「三浦くん
私は今
お父さんを裏切ってる?」


ハニーレモンソーダ5巻
村田真優・りぼんマスコットコミックス
(りぼん掲載)


☆あらすじ☆
中学では「石」と呼ばれ、いじめられていた石森羽花。
「環境じゃなくて自分を変えたい」と、自由な校風の八美津高校に入学。そこで出会ったのはレモン色した髪の三浦界くん。
三浦くんとの出会いが羽花に刺激と輝きをもたらした。

芹奈の過去を聞き一度は躊躇したものの、「私も三浦くんが好き」と告げることができた羽花。夏休みの海で、芹奈は一歩動き出す。

そして羽花は予想外の存在に成長を阻まれようとしていた‥


きらめく生活へ地道に動く。それが一番キラキラしてる!!
村田真優先生の真摯な作品。


☆☆☆

立ち止まったり悩んだり、憧れたり届かないと思ったり。自分にはないものを手にいれようとしたり。
青い時代に抱きがちな感情をどう解決するか。主人公のダメさ具合がちょうどよく、うまく整理できているお話です。


主人公羽花はおとなしい優等生。どんくさくて受け身で空気が読めない。中学でいじめられていました。

ですが「ヤンキーに半分足つっこんだ集団」のアタマみたいな三浦くんが彼女を見いだし一緒にいてくれます。仲間には女の子もいるので和気あいあいやっています。
元カノの芹奈というすごいいい子に出会い、ライバル宣言までできるようになりました。


何故三浦くんみたいな半ヤンキーが学校で持て囃されるのかな?という疑問がずっとあったのですが、最近理解できました。
まだ「ケータイ小説」はたくさんの人に読まれているらしい。
しかし主流は「余命わずかの相手と恋する話」から「ヤンキーの頭の姫が主人公」の話になっているそうです。その「頭」が学校にやってくると「ファンクラブ」がキャーキャーいうらしい。

おばちゃんには理解できない世界ですが「High&Low」だと思えばまあなんとか追い付ける。

つまり羽花は姫なんでしょうか。


さて芹奈ちゃんとよい関係を築き、クラスでは「石森ちゃんあってのクラスだよね」と言われるまでになった羽花ですが、とんでもない怪物が立ち塞がりました。

羽花の父親です。
羽花がみんなとカラオケに行ってる姿を、仕事中の父親が見つけてしまう。
頭の色がそれぞれだったりピアスつけ放題だったりフリーダムすぎる八美津の面々‥父親は羽花をいきなり転校させると言い出すのです。

実は羽花が中学でいじめられたのも、羽花が学級委員を押し付けられたと知ってわざわざ中学に出向いてやめさせたという「きっかけ」があるらしい。

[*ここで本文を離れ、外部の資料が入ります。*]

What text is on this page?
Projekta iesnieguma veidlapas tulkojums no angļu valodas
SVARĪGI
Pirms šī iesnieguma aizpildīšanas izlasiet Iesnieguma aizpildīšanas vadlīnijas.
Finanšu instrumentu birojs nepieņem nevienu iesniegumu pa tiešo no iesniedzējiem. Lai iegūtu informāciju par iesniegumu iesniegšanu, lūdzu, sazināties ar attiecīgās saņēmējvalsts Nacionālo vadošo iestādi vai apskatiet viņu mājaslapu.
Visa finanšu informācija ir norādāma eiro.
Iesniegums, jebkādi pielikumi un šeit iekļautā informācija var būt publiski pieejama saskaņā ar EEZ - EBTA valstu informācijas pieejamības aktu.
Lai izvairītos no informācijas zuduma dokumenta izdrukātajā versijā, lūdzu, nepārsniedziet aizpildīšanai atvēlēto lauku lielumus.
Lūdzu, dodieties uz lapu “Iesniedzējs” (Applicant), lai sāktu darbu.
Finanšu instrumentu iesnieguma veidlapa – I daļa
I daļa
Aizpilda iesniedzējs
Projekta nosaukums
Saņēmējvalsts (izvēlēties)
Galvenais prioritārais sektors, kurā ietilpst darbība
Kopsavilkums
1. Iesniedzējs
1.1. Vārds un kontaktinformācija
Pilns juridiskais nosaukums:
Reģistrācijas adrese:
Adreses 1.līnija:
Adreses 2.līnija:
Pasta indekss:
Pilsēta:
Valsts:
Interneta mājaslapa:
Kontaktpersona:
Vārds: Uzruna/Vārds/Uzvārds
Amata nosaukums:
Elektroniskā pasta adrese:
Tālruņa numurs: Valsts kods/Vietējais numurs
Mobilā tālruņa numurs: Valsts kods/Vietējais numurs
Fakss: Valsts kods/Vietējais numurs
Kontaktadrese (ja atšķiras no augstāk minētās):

この展開を読んで、「ああ、今はこうなるのか‥」と頭を抱えました。
モンスターペアレンツ、通称モンペですね。
すこし上の世代の「毒親」は子供に対しお前はなにもできない、お前はダメなんだと言って子供を萎縮させる存在でしたが、今は子供が大切なばかりに回りに迷惑をかけるんですね。

さらに羽花の父親は、羽花が反抗しようとすると「私はいらないのか」とさみしそうな顔をする。

前々から羽花は温室そだちだなとは思っていました。親が羽花からあれもこれも取り上げたから、空気の読めないコミュ障の羽花がいるのに。
苦労しているのは、親が関係してるのに‥

しかし羽花も中学のいじめを父親に黙っていたのです。
これは羽花にも問題あるけど、言ったら父親が過剰反応するからだったのかな‥

クラスメイトたちが説明しても父親はまったく取り合わないし羽花からケータイを取り上げる‥くじけそうになる羽花ですが、ラストで光が見えました。大丈夫そうですね。


この父親の言い分も一割わかります。「ノリ」や「イジリ」と「いじめ」の境界線は曖昧ですから。今の羽花はまだいじられますが、クラスの中心にいます。
父親も昔イジリをされ暗い青春を送ったんだろうなぁと思いますが、さて真相はいかに。

 

そういえば中学→高校で羽花をいじめていた子と海で再会しましたが、彼らすでに退学してたんですね。普通っぽく過ごしているけど、一方での闇を見た気がしました。